Sicher ist, dass der ginjoler (Zizyphus jujuba bot., azufaifo span.) einen wichtigen Beitrag zur Hausapotheke lieferte und so Kranken Erleichterung bescherte. Gegen Erkältung inhalierte man die Bitterstoffe enthaltenden Blätter und stellte aus den Wurzeln einen fiebersenkenden Sud her. Die zarten Blätter gaben im Frühjahr auch dem Kräuterschnaps Hierbas ein würziges Aroma. Heute ist bekannt, dass das Obst so reich an Vitamin C ist wie eine Zitrusfrucht, es enthält aber auch Mineralien und Kalzium.
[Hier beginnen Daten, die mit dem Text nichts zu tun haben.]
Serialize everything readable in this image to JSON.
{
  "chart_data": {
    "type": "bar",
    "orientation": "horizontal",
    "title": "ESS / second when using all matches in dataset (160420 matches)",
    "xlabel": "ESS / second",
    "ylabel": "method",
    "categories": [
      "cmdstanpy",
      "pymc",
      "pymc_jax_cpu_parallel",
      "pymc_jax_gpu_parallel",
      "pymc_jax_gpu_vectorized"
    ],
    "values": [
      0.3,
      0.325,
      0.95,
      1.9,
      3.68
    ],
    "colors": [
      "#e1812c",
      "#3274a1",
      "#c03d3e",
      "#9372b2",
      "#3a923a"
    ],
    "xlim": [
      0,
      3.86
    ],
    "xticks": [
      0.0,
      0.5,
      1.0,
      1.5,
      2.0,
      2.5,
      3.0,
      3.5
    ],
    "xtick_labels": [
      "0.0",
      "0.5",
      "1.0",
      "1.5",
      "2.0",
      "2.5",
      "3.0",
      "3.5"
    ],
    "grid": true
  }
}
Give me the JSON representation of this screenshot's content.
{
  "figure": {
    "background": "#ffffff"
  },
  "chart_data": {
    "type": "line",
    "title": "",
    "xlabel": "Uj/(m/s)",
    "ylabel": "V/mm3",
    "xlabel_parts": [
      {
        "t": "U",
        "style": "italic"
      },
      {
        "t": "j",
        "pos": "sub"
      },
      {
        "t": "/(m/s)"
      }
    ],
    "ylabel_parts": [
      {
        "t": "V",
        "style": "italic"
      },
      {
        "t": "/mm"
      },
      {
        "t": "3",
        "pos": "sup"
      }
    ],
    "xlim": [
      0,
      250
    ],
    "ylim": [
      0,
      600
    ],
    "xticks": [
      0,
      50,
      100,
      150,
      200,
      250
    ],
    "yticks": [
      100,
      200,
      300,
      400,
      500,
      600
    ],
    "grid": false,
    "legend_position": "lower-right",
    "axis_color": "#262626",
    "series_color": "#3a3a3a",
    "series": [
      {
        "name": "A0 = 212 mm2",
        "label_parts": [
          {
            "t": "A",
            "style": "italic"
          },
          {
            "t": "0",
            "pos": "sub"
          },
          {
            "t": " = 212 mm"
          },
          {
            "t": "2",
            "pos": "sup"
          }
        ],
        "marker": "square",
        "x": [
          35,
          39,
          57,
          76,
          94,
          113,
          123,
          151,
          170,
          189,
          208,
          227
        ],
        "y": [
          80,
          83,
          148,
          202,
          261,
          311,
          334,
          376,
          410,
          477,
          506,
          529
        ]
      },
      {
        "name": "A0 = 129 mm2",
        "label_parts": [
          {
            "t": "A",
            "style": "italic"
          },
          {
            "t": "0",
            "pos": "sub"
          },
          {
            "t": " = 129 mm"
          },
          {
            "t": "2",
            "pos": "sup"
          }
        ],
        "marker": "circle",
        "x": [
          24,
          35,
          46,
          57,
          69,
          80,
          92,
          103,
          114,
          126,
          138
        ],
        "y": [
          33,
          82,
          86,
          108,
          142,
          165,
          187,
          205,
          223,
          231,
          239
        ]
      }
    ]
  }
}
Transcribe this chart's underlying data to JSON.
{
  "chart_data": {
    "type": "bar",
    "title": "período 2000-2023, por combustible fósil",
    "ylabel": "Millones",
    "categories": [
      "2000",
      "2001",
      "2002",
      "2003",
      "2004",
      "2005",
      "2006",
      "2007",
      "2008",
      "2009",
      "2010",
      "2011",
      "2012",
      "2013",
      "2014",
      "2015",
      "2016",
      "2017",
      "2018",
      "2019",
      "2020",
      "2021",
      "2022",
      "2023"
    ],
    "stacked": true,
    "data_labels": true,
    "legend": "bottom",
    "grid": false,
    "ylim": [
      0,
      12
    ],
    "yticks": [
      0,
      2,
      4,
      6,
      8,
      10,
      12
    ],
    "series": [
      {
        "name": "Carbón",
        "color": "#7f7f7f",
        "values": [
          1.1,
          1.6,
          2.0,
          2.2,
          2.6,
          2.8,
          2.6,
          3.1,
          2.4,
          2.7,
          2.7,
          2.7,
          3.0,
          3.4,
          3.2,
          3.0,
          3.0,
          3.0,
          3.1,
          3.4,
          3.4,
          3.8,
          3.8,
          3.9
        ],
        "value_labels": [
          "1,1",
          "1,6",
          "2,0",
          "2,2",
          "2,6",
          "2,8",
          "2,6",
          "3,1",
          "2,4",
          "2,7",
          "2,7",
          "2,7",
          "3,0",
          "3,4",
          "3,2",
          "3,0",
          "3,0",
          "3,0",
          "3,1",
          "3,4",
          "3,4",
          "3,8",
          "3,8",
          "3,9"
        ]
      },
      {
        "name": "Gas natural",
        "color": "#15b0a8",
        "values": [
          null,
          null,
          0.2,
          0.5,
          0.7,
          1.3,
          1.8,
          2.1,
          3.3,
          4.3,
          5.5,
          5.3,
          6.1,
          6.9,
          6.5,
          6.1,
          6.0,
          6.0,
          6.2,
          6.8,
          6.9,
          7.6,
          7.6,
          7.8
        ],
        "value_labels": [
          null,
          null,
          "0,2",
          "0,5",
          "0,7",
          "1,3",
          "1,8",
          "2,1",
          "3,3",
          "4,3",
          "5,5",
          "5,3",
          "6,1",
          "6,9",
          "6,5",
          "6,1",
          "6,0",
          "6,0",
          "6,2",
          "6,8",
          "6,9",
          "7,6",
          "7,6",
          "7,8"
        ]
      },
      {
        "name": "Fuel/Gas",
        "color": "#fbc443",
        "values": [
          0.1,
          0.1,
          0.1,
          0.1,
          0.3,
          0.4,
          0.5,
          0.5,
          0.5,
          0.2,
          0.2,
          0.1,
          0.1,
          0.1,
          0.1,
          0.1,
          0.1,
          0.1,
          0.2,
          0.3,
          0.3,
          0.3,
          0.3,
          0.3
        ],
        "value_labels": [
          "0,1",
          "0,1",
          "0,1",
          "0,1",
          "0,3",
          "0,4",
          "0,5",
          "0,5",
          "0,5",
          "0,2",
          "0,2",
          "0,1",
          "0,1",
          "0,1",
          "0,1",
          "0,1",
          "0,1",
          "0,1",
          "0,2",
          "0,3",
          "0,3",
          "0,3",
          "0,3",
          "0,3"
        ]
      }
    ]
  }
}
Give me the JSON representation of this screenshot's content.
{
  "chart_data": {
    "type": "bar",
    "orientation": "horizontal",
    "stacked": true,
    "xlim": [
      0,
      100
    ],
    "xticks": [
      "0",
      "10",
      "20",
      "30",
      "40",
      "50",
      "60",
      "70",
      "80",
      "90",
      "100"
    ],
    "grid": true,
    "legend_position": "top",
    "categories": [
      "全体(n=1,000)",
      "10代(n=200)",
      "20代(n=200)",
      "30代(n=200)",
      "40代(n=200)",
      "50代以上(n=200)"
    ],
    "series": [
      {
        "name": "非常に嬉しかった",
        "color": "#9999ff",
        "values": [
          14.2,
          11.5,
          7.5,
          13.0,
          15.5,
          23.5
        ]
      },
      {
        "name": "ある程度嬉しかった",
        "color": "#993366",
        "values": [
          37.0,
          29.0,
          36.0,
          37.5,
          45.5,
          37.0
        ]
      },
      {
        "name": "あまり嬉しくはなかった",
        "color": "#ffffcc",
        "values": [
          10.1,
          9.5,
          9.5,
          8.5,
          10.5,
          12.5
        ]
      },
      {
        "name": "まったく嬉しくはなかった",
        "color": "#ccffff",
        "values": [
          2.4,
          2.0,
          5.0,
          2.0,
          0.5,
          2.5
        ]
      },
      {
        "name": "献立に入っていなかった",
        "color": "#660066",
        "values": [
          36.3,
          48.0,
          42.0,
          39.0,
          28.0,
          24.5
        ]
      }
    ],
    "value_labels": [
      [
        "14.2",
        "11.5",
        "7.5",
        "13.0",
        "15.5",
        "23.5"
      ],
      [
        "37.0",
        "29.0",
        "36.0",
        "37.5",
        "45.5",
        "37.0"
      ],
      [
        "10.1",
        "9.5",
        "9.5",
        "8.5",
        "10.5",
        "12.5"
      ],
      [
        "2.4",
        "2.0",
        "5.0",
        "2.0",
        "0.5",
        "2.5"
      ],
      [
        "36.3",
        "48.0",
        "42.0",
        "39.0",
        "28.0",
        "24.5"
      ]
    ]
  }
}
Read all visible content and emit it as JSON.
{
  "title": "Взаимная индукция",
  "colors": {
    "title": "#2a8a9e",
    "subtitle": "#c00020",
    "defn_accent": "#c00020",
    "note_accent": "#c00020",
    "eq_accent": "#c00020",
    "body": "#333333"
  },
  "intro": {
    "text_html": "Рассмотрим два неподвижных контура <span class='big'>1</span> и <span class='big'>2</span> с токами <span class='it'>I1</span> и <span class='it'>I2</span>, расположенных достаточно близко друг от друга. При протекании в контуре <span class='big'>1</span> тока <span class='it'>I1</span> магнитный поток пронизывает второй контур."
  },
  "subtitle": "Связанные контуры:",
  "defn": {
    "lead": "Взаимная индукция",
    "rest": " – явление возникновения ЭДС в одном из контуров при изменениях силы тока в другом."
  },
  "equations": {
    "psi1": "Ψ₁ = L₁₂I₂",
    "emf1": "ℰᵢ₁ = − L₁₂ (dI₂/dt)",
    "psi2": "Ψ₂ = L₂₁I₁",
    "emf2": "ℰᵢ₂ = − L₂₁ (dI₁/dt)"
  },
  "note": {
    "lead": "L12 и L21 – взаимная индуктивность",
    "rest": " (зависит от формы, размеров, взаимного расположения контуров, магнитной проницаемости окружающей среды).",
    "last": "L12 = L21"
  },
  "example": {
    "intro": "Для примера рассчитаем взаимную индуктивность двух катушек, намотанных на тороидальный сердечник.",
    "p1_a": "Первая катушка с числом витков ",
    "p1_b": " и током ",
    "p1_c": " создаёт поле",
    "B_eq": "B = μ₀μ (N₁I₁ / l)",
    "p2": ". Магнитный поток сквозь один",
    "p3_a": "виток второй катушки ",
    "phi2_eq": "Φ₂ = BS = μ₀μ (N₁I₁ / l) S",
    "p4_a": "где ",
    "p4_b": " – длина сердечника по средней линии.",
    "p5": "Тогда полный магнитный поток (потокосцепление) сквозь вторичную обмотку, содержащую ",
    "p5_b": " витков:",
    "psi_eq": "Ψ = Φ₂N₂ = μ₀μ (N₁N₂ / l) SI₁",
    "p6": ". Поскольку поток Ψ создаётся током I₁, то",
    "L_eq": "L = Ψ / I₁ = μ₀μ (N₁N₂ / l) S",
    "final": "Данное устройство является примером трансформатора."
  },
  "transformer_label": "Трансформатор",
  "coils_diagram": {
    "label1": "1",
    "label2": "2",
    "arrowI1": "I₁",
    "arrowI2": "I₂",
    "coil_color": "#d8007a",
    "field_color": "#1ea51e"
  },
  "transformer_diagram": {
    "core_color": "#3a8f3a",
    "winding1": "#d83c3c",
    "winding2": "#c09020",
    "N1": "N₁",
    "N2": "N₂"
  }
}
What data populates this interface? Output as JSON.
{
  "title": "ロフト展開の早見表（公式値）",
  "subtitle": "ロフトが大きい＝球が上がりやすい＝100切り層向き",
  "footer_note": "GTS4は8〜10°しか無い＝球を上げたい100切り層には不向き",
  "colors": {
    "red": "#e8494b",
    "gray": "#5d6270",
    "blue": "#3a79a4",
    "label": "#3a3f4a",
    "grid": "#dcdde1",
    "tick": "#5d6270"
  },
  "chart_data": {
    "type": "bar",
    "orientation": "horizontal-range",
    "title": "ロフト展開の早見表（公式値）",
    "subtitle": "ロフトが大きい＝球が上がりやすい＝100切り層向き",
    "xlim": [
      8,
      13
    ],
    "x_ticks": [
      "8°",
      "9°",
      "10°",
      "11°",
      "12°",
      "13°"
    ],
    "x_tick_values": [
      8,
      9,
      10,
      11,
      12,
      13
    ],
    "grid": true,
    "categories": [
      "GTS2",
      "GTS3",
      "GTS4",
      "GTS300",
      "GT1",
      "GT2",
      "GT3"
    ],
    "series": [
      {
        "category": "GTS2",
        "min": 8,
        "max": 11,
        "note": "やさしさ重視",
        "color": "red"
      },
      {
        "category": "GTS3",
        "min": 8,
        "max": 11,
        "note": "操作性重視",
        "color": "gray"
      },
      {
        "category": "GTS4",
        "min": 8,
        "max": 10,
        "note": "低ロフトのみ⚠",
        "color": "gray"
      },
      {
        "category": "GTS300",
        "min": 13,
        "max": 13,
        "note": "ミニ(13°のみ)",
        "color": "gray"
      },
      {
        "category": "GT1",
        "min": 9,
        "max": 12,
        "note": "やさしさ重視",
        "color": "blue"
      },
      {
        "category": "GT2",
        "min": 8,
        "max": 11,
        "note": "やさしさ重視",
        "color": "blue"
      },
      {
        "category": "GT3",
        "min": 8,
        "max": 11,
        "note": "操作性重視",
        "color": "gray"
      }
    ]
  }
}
Munar und andere Volkskundler berichten außerdem, dass die Chinesische Dattel auch deshalb im Zusammenhang mit Glück genannt wird, weil der Baum den Instrumentenbauern das Holz für Flöten und Dudelsack lieferte. Die Musik beider Instrumente beglückt noch heute die Besucher von Festen und Märkten.

Der Baum

Der ginjoler ist ein langsam wachsendes Gewächs, das am besten im Winter gepflanzt wird. Seine Pflanzgrube kann deutlich kleiner ausfallen als bei anderen Bäumen. Denn die Chinesische Dattel zählt zu den Pflanzen, die aus eigener Initiative tief wurzeln. Deshalb sind sie durchaus fähig, auch bei völliger Trockenheit zu überleben. Wer jedoch von dem Baum üppige Ernte erwartet, sollte ihn im Sommer mit Gießwasser verwöhnen.

Im frühen Winter wirft die Pflanze ihr Laub ab. Regelmäßiger Schnitt empfiehlt sich, wenn die Früchte direkt vom Boden geerntet werden – aber auch vor allem dann, wenn die ginjolers als essbare Hecke niedrig wachsen sollen. Ohne Schnitt kann der Baum ohne Weiteres eine Höhe von acht bis neun Metern erreichen. Ob mit oder ohne Schnitt – das laubabwerfende Gewächs spendet im Sommer Schatten, im Winter Licht.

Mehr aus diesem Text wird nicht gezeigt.